ALIGNED: Quality-Centric Software and Data Engineering
Seshat: Global History Databank is a partner of the international ALIGNED consortium, which has been recently funded by Horizon 2020, the massive EU program for research and innovation.
ALIGNED develops models and tools to convert Big Data sources into high-quality, structured knowledge, using the Linked Data approach. The Seshat project will provide a rich, real-world case study to test the tools developed by the ALIGNED consortium for collecting high-quality historical and archaeological data.

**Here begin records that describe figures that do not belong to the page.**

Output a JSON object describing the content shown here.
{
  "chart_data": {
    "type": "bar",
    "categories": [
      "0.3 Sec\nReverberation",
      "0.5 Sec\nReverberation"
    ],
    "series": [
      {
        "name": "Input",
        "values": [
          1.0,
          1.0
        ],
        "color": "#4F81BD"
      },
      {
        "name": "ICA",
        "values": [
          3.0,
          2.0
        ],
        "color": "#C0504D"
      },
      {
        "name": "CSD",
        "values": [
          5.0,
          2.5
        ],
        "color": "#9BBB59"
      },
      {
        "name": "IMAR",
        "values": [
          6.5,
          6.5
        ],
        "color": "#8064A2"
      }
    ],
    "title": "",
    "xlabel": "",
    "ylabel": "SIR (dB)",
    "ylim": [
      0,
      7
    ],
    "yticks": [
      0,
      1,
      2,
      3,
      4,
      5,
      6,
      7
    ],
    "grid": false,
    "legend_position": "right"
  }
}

Through the ALIGNED grant, Seshat will be able to tackle three issues common to large-scale social sciences or humanities database projects in innovative ways, answering questions such as these:
- How do we structure and control the uploading of data by very large numbers of users?
- How can we speed up data collection?
- How can we be sure of the data quality?
ALIGNED will help to tackle these issues by developing a sophisticated software platform that will underpin the Seshat database. This platform will be based on the RDF standard, and Seshat data will be stored in a Triplestore databank; it will be scalable and suited to deal with very large user numbers and user types; and it will structure the data-gathering process and will keep track of how every single data point is entered, augmented, approved, or challenged.
ALIGNED will also speed up the data-gathering process considerably by building state-of-the-art web crawlers, integrated within the Seshat workspace, that will go over large digital text corpora. The use of these crawlers will allow Seshat contributors to quickly identify precise information in a very large body of text.